The biggest difference was his hair. Shorter now than when he’d been at uni and a darker blond. It looked as if someone who knew what they were doing had cut it originally, but she guessed they hadn’t had a chance to provide any maintenance recently.
She pressed her lips together and glared pointlessly at him as the silence continued. Had he gone back to sleep?
‘I can do this all day,’ he murmured, eyes still closed. ‘I have nowhere to be.’
She spread her weight more evenly on her knee-high boots and appreciated every extra inch they gave her. ‘Me, too.’
He lifted his head again and opened his eyes a crack.
‘If you’re not here to give me a lap dance, what do you want?’
Charming. ‘To ask you some questions.’
He went dangerously still. Even the grass seemed to stop its swaying. ‘Are you a journalist?’
‘Not really.’
‘It’s a yes/no question.’
‘I write for an online blog.’ Understatement. ‘But I’m not here in that capacity.’
He pulled himself up and braced against one strong arm in the turf. Did that mean she had his attention?
‘How did you find me?’
‘ Molon Labe .’
He frowned and lifted his sunglasses to get a better look at her. His eyes were exactly as blue and exactly as intense as she remembered. She sneaked in a quick extra breath.

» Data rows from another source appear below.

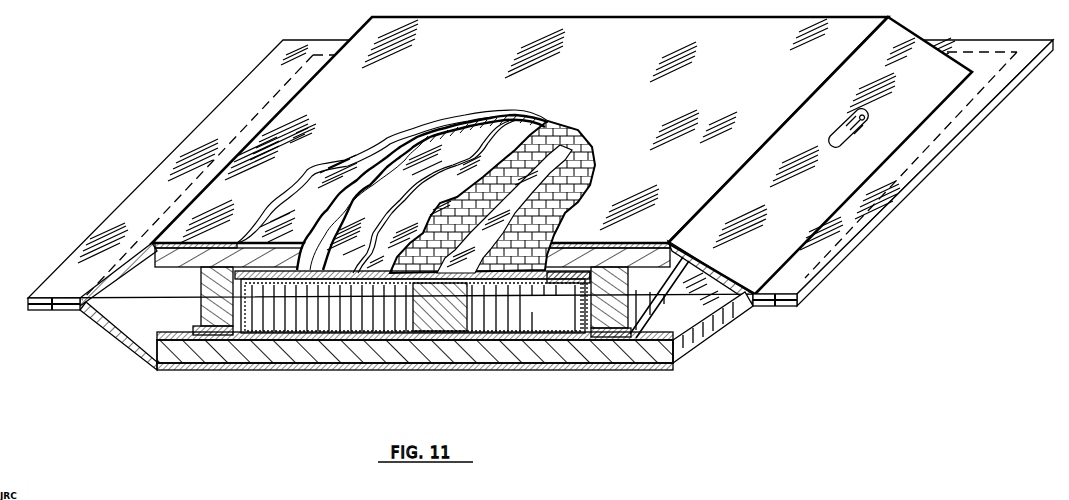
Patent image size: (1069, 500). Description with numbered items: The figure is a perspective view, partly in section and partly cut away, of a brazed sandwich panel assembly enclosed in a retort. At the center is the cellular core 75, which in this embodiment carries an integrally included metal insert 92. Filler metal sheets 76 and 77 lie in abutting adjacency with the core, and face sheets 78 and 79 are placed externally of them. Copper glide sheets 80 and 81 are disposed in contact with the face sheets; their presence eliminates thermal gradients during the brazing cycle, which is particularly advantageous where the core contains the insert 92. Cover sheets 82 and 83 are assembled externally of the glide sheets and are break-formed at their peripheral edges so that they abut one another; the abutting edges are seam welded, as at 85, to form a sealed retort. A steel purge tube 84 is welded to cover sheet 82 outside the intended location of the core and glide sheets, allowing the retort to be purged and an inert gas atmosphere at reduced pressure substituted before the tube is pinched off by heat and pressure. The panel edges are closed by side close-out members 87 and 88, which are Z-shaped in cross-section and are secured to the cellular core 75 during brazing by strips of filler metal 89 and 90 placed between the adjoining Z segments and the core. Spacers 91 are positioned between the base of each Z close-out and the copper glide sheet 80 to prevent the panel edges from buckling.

The cellular core 75 is at (379, 302).
The filler metal sheet 76 is at (464, 193).
The filler metal sheet 77 is at (257, 333).
The face sheet 78 is at (388, 215).
The face sheet 79 is at (458, 329).
The copper glide sheet 80 is at (327, 207).
The copper glide sheet 81 is at (165, 352).
The cover sheet 82 is at (322, 125).
The cover sheet 83 is at (250, 370).
The steel purge tube 84 is at (850, 130).
The seam weld 85 is at (50, 307).
The side close-out member 87 is at (188, 324).
The side close-out member 88 is at (645, 316).
The strip of filler metal 89 is at (585, 305).
The strip of filler metal 90 is at (560, 284).
The spacer 91 is at (212, 294).
The metal insert 92 is at (483, 212).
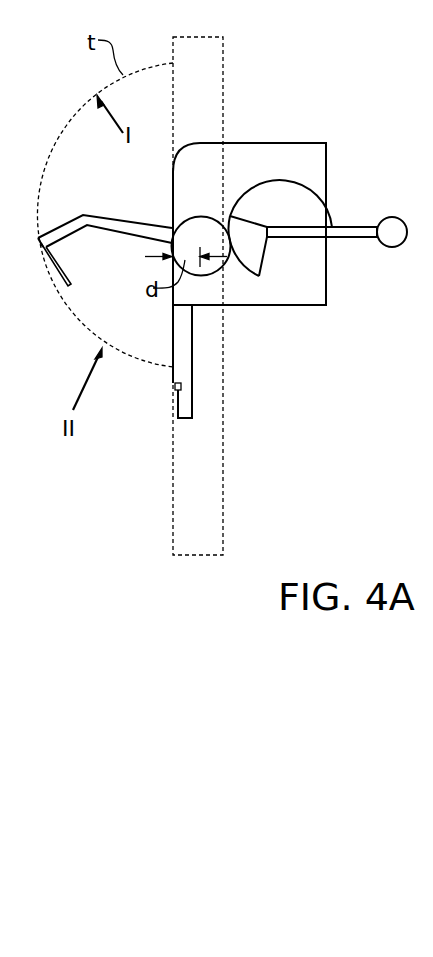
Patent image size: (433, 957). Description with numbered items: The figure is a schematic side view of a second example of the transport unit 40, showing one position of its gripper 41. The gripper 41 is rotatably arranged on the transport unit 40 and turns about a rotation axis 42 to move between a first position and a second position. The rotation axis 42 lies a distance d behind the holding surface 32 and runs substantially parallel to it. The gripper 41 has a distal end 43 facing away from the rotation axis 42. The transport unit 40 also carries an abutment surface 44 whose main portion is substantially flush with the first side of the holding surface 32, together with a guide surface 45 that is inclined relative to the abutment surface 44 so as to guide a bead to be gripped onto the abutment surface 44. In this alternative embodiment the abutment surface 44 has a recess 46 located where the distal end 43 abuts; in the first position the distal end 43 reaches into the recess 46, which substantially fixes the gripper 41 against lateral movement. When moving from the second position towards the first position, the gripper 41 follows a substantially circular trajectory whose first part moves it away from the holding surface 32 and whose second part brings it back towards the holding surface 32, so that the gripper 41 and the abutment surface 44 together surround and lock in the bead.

‘My office wouldn’t have given you this address.’
No. Not even face to face.
‘I researched it.’ Code for I stalked your offices.
It had taken a few visits to the coffee shop over the road to spot what messenger company they used most regularly. A man at the head of a corporation he didn’t visit had to get documents delivered to wherever he was, right? For signatures at least. Sadly for them, if Hayden ever found out, the courier company had been only too obliging when a woman purporting to be from Molon Labe had called to verify the most recent details of one of their most common delivery addresses.
His eyes narrowed. ‘But you’re not here in a journalistic capacity?’
‘I’m not a journalist.’
‘Or a stripper, apparently.’ He glanced over her from foot to head. ‘Though that seems wasted.’
She forced herself not to react. She’d chosen this particular outfit carefully—knee-high boots, black scoop-neck dress cinched at the waist and falling to her knees—but she’d been going more for I am woman and less for I am pole dancer.
‘You used to say sarcasm was the lowest form of wit,’ she murmured.
One eye narrowed, but he gave no other sign of being surprised that she already knew him. ‘Actually, someone else did. I just borrowed it. I’ve come to be quite fond of sarcasm in the years since …?’ He left it open for her to finish the sentence.
He didn’t recognise her.
Not entirely surprising, given how different she must have looked when he last saw her. Fourteen, stick-insect-thin, mousy, uninspired hair. A kid. She hadn’t discovered fashion—and her particular brand of fashion—until she was sixteen and her curves had busted out.
‘You knew my mother,’ she offered carefully.
The eyes narrowed again and he pushed himself to his feet. Now it was his turn to tower over her. It gave him a great view down her scoop neck and he took full advantage. His eyes eventually came back to hers.
‘I may have been an early starter but I think it’s a stretch to suggest I could be your father, don’t you?’
Hilarious.
‘Carol-Anne Marr,’ she persisted, the name itself an accusation.
Was it wrong that she took pleasure from the flash of pain he wasn’t quite fast enough to disguise? That she grasped so gratefully at any hint of a sign that he hadn’t forgotten her mother the moment she was in the ground. That he wasn’t quite as faithless as she feared.